Vaccination : AstraZeneca livrera seulement 4,6 millions de doses à la France d’ici fin mars (Illustration)
Vaccination : AstraZeneca livrera seulement 4,6 millions de doses à la France d’ici fin mars (Illustration) — David Talukdar//SIPA

PANDEMIE

Vaccination : AstraZeneca livrera seulement 4,6 millions de doses à la France d’ici fin mars

Soit un approvisionnement en vaccin anti-Covid réduit de moitié jusqu'au printemps

Un retard de livraison avait été annoncé. AstraZeneca livrera à la France 4,6 millions de doses de son vaccin contre le coronavirus d’ici fin mars, soit moitié moins qu’attendu, a indiqué mardi le ministère de la Santé.

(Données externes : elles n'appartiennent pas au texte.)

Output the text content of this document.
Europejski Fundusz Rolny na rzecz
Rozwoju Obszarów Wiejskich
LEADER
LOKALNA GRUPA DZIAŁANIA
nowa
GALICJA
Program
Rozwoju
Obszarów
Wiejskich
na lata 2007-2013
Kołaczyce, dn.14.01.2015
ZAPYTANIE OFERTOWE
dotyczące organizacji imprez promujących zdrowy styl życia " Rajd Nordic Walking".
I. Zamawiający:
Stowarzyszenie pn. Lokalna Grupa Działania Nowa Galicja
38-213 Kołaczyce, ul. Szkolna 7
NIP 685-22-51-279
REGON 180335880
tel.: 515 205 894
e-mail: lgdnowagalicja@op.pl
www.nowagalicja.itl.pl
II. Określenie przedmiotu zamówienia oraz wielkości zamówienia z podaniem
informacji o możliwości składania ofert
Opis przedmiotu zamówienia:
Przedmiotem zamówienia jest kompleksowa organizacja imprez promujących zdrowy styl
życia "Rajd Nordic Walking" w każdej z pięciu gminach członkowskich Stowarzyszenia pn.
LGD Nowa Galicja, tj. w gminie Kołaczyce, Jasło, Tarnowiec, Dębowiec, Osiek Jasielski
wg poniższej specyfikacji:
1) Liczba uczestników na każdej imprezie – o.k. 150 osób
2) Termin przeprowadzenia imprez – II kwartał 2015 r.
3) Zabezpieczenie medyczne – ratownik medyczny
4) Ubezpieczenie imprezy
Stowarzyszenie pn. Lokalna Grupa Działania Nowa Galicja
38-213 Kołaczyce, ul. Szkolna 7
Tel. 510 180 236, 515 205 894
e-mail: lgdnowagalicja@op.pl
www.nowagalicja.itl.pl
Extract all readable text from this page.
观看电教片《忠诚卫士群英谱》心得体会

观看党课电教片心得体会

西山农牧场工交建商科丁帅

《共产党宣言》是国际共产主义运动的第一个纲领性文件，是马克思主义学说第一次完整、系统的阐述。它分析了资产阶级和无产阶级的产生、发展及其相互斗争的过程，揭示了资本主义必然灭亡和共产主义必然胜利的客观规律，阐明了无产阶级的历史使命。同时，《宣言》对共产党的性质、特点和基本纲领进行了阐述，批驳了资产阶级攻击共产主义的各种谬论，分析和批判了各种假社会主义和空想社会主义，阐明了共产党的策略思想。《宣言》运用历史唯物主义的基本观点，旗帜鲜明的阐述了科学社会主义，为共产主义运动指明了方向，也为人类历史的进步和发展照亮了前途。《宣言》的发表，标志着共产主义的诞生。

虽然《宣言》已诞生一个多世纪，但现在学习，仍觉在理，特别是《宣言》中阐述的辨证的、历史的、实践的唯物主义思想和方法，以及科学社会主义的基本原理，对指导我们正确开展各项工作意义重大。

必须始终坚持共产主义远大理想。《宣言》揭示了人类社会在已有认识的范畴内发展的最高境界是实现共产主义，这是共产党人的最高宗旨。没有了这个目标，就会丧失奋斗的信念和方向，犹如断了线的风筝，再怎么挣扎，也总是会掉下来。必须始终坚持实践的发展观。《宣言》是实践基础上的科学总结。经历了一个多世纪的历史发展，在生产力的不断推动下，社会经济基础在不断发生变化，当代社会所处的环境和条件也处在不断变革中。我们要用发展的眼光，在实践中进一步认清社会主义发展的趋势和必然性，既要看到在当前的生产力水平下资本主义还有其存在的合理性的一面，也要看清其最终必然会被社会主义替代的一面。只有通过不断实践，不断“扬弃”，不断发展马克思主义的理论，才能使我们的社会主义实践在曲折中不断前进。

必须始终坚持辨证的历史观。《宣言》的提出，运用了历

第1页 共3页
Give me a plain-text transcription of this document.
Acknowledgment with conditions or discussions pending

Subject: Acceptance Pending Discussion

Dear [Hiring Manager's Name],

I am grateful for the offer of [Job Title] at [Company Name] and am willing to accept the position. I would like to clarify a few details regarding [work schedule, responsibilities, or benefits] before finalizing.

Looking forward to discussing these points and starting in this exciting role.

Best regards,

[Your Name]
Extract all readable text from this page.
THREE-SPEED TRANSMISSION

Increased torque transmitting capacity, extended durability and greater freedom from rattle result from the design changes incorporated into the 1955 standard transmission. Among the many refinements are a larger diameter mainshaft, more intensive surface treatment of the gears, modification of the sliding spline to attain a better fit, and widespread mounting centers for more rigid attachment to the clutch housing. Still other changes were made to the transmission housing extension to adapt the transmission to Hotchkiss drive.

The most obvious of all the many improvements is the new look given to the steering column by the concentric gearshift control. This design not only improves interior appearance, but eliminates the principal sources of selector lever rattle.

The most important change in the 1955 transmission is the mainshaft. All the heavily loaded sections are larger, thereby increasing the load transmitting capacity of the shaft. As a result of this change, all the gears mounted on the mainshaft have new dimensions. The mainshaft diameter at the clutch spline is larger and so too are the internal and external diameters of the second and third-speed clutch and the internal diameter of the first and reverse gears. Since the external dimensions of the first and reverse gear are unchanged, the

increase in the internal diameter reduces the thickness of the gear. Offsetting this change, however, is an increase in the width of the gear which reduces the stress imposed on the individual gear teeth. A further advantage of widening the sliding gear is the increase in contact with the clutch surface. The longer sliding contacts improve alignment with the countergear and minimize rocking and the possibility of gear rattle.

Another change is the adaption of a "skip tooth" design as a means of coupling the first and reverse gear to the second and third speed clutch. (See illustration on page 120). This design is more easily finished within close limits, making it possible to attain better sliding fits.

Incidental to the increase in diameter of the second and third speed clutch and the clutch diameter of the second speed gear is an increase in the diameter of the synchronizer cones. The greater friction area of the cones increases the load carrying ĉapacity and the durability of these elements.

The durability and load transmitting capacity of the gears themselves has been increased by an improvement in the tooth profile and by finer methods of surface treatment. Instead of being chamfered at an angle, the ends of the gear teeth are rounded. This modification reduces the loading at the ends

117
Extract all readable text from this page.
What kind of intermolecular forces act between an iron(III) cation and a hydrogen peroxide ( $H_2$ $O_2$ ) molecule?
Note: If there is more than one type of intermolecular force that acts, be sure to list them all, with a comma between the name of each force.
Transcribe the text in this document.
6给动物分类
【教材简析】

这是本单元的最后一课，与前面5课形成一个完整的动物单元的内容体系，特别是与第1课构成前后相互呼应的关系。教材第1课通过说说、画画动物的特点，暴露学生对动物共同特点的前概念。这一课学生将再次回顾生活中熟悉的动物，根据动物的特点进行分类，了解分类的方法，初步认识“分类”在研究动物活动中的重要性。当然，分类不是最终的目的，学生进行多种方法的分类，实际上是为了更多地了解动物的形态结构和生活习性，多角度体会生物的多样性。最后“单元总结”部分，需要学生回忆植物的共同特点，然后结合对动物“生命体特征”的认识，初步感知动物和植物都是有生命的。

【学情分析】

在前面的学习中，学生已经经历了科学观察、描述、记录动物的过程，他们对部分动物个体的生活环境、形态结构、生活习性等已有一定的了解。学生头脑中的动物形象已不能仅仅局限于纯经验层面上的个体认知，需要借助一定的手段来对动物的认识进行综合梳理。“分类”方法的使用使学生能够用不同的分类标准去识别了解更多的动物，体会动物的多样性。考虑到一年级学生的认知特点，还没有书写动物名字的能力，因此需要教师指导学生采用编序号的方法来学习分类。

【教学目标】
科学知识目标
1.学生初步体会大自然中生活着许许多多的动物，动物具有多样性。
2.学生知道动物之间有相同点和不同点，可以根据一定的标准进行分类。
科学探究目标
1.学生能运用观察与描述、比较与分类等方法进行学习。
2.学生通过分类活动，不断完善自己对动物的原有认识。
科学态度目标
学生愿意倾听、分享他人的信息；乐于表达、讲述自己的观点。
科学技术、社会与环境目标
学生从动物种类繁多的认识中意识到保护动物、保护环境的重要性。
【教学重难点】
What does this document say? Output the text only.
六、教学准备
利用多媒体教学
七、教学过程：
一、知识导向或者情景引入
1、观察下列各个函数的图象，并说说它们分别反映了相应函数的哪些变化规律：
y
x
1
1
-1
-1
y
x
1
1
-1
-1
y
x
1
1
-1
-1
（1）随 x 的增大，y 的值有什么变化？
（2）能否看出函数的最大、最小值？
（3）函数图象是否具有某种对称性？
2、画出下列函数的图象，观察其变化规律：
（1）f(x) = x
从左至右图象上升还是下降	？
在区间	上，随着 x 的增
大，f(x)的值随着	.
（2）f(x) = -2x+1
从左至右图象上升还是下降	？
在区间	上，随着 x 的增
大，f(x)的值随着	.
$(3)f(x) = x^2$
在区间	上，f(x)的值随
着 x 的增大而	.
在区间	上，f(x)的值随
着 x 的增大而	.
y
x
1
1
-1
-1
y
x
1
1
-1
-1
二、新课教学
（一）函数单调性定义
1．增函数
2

Déjà, les « problèmes dans les essais cliniques » d’AstraZeneca à l’automne avaient conduit à réviser les prévisions en forte baisse, rappelle le ministère : au lieu des 17,5 millions de doses de décembre à mars prévues par le contrat initial, Paris n’en attendait plus que 9 millions en février et mars.

Autorisation du vaccin à venir

Si l’autorisation de l’Agence européenne du médicament est toujours espérée fin janvier – vendredi sauf nouveau rebondissement – la « baisse de rendement » dans une usine du groupe pharmaceutique va donc de nouveau réduire ce chiffre de moitié.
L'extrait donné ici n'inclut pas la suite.